Augmented and Mixed Reality are emerging as likely successors to the mobile internet.  However, many technical challenges remain. One of the key requirements of these systems is the ability to create a continuity between physical and virtual worlds, with the user’s visual perception as the primary interface medium. Building this continuity requires the system to develop a visual understanding of the physical world. While there has been significant recent progress in computer vision and AI techniques such as image classification and object detection, success in these areas has not yet led to the visual perception required for these critical MR and AR applications.  Why is that the case? 

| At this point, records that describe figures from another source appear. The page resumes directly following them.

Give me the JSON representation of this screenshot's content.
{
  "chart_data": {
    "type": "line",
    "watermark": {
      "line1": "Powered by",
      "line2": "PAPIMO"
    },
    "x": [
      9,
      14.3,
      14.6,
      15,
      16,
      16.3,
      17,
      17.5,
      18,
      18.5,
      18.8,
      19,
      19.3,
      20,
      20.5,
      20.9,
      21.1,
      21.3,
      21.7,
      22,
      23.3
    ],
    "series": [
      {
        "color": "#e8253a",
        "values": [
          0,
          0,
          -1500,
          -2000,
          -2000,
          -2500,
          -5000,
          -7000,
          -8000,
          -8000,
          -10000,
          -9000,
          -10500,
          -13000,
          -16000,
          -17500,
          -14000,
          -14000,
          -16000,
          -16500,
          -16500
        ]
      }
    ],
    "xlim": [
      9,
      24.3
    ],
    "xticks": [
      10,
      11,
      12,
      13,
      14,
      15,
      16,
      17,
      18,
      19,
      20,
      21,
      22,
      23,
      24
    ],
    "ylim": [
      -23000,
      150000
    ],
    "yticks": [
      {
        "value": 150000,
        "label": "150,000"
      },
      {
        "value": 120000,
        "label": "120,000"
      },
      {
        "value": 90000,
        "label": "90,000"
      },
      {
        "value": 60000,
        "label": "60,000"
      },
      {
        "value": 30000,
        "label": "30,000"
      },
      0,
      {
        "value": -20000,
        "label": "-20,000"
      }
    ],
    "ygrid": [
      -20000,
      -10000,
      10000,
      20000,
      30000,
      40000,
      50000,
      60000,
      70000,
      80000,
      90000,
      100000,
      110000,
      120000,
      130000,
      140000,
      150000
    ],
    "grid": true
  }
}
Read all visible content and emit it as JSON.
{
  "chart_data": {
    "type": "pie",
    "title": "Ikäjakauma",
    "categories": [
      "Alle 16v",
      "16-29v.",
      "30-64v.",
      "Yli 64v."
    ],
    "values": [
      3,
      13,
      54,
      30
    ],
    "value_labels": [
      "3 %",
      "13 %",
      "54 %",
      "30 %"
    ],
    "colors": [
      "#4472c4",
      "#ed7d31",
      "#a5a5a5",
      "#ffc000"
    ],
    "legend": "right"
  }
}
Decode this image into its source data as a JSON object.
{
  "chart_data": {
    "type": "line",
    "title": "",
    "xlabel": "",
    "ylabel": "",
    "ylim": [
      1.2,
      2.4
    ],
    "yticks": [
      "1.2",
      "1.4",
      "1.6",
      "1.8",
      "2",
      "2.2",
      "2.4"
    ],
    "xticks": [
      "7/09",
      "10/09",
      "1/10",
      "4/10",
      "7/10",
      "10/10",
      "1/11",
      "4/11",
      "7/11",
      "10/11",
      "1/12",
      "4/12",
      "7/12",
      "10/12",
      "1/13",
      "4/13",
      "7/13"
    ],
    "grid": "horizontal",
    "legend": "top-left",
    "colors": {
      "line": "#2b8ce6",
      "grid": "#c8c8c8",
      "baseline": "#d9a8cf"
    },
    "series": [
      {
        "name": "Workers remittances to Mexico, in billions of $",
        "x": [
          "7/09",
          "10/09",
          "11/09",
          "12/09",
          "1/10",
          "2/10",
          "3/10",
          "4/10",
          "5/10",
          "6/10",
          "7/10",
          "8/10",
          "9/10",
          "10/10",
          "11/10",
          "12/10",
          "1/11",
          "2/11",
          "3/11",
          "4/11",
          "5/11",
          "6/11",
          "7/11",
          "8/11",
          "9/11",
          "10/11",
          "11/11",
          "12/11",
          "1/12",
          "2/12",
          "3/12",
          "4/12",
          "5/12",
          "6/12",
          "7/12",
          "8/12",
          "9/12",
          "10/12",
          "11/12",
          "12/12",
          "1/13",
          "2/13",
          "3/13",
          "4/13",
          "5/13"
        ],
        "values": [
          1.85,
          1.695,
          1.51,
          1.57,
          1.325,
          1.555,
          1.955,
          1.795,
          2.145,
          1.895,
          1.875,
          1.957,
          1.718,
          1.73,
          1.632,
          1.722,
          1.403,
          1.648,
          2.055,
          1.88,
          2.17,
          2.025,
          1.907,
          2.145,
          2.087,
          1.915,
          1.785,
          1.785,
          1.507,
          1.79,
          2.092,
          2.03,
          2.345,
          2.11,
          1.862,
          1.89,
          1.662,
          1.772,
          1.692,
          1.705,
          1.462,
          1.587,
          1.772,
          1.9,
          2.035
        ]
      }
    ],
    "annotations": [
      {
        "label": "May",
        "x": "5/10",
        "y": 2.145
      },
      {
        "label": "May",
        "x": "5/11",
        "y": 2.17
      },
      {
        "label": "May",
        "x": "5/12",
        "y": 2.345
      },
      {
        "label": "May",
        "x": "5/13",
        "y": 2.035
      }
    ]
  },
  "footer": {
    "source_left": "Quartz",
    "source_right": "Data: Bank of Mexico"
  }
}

In our paper “Dynamic Object Comprehension: A Framework for Evaluating Artificial Visual Perception” (just submitted to ICIP2022), we explore the metrics that have guided the tremendous breakthroughs in computer vision and deep learning over the past decade.  Breakthroughs that have given us household names (well … for us techies at least) like AlexNet, Inception, ResNet, and YOLO to name a few. And we dive in to see why these existing metrics, while seemingly appropriate, are just not quite the right fit for evaluating the artificial visual perception required for next generation mixed-reality applications. 

We propose that for AR and MR applications we need to step back from the existing Image Classification and Object Detection metrics that have dominated recent AI-based computer vision and re-think the metrics of success.  By defining a new paradigm, Dynamic Object Comprehension, we can set a new bar and drive the innovation required for a new generation of computer vision applications.